Christeson would have been the ninth man executed in Missouri this year, matching an all-time high for the state set in 1999. Another execution is scheduled for Nov. 19 when Leon Taylor is set to die for killing an Independence, Missouri, gas station attendant in 1994.

In Maries County, the rural south-central Missouri county where the crime occurred, there is little argument with the death sentence, prosecutor Terry Daley Schwartze said.

"No matter how anybody feels about the death penalty, you can't find a person around here who doesn't feel it's the right result for this case," Schwartze said. "It's so very awful."
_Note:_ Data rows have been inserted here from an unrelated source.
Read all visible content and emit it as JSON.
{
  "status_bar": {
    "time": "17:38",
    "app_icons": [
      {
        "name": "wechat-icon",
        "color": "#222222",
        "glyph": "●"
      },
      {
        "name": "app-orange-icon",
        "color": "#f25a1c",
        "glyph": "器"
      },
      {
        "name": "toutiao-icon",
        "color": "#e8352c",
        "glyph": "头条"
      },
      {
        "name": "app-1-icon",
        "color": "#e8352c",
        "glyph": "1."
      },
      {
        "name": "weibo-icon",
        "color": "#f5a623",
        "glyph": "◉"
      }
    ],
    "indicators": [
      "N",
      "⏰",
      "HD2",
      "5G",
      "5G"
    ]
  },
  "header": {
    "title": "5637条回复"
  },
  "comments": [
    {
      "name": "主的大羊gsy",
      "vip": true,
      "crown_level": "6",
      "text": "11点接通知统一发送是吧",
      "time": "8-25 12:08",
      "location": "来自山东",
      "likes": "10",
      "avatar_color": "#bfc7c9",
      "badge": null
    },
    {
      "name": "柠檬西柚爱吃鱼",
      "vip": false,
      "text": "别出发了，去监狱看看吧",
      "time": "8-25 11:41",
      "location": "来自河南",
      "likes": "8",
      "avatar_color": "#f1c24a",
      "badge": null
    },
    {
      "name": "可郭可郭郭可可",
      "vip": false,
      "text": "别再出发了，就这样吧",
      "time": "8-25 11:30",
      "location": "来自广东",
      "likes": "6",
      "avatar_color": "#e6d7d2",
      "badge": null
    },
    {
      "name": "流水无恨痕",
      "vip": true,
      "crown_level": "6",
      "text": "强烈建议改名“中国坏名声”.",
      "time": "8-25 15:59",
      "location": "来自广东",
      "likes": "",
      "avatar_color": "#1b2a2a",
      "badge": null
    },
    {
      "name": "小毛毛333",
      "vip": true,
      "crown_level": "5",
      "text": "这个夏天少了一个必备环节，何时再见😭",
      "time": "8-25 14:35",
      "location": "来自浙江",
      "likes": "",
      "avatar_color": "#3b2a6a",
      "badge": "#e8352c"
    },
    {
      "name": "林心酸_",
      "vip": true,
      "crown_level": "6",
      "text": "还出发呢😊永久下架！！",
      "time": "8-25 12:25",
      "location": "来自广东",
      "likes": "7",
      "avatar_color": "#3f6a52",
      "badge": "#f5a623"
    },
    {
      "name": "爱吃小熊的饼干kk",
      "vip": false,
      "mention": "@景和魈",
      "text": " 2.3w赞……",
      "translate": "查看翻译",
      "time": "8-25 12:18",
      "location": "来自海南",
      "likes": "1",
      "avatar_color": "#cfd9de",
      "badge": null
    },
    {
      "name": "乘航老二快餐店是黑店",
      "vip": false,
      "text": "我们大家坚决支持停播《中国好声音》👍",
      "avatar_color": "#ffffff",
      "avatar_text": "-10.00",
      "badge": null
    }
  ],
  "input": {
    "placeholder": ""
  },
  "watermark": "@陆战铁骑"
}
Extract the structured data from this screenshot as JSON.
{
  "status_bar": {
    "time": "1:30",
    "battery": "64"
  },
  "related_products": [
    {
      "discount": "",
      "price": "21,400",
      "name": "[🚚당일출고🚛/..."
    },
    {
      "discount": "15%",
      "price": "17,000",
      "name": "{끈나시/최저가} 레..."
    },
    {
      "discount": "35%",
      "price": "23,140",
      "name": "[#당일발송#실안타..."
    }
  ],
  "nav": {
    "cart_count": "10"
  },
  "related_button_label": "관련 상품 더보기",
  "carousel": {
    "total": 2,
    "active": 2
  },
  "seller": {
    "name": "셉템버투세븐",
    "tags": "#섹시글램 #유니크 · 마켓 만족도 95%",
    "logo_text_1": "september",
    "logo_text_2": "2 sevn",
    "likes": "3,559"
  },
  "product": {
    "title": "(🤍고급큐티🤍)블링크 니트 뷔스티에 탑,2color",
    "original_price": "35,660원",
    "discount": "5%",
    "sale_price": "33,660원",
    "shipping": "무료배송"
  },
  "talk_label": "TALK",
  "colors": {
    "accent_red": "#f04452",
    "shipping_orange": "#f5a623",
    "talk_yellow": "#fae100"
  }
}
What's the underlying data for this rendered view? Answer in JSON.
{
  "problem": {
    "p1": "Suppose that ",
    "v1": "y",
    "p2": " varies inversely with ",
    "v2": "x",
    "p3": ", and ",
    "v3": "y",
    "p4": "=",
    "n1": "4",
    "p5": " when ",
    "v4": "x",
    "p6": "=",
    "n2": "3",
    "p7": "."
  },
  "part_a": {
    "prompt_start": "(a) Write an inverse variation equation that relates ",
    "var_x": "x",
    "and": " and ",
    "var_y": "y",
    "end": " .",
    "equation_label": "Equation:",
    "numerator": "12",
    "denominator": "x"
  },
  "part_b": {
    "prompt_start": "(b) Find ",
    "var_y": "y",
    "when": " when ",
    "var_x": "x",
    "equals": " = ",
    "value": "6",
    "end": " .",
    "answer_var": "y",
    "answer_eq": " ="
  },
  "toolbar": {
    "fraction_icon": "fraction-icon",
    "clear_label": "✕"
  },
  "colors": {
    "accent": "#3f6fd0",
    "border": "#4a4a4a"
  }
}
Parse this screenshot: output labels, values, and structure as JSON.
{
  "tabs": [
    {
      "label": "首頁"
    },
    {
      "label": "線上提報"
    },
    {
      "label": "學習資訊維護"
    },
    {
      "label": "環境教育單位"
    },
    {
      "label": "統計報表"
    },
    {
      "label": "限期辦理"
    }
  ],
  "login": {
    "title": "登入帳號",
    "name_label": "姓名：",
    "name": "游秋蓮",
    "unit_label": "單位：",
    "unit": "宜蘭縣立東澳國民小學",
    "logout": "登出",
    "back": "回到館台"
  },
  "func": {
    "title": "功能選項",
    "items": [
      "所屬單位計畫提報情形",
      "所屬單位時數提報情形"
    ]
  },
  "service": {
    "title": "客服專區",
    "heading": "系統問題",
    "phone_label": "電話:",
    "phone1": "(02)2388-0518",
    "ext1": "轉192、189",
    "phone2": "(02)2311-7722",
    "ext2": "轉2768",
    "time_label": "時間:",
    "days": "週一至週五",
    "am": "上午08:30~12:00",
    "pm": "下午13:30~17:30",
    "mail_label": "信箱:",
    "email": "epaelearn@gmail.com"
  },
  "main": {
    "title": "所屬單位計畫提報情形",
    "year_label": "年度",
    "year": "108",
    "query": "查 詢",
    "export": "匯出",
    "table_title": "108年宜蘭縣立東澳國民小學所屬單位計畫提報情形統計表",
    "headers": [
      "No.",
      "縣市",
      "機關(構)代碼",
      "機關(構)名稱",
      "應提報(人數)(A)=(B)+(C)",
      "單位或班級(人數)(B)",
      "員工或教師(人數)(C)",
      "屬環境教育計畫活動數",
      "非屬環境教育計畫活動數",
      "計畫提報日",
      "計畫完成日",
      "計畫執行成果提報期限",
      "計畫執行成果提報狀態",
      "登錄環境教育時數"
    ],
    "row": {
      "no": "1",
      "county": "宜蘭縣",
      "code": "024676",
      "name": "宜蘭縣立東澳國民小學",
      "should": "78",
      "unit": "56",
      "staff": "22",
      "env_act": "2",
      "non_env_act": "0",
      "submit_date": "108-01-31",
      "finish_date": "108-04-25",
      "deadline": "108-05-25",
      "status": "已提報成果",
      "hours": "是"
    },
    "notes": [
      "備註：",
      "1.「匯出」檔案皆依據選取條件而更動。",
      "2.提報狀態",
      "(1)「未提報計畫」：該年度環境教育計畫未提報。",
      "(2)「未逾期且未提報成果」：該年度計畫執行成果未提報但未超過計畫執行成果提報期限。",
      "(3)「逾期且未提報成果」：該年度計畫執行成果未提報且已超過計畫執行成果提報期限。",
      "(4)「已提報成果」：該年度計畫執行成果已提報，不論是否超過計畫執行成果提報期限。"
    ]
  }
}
When he was 18, Christeson and his 17-year-old cousin, Jesse Carter, came up with a plan to run away from the home outside Vichy where they were living with a relative.

On Feb. 1, 1998, Christeson and Carter took shotguns and went to a home about a half-mile away where Susan Brouk, 36, lived with her 12-year-old daughter, Adrian, and 9-year-old son, Kyle. They planned to steal Brouk's Ford Bronco, Schwartze said.

The cousins tied the hands of the children with shoelaces. Christeson forced Brouk into a bedroom and raped her. When they went back into the living room, Adrian recognized Carter and said his name.

"We've got to get rid of `em," Christeson told Carter.

Court records show that Christeson and Carter forced Brouk and the children into her Bronco and took electronics and other items. They drove to a pond.

After kicking Brouk in the ribs, Christeson cut her throat, then cut Kyle's throat and held him under the water until he drowned. Carter held Adrian while Christeson pressed on her throat until she suffocated. Carter pushed her body into the pond. With Brouk struggling to stay alive, the men tossed her into the pond, where she drowned.

Brouk's sisters discovered a few days later that Brouk and the children were missing. A Missouri State Highway Patrol helicopter spotted one of the bodies in the pond, leading to a search that found all three.

Meanwhile, Christeson and Carter drove to California, selling Brouk's household items along the way. A detective in Riverside County, California, recognized Christeson and Carter from photos police had circulated, and the men were arrested eight days after the killings.

Carter was sentenced to life in prison without parole after agreeing to testify against Christeson.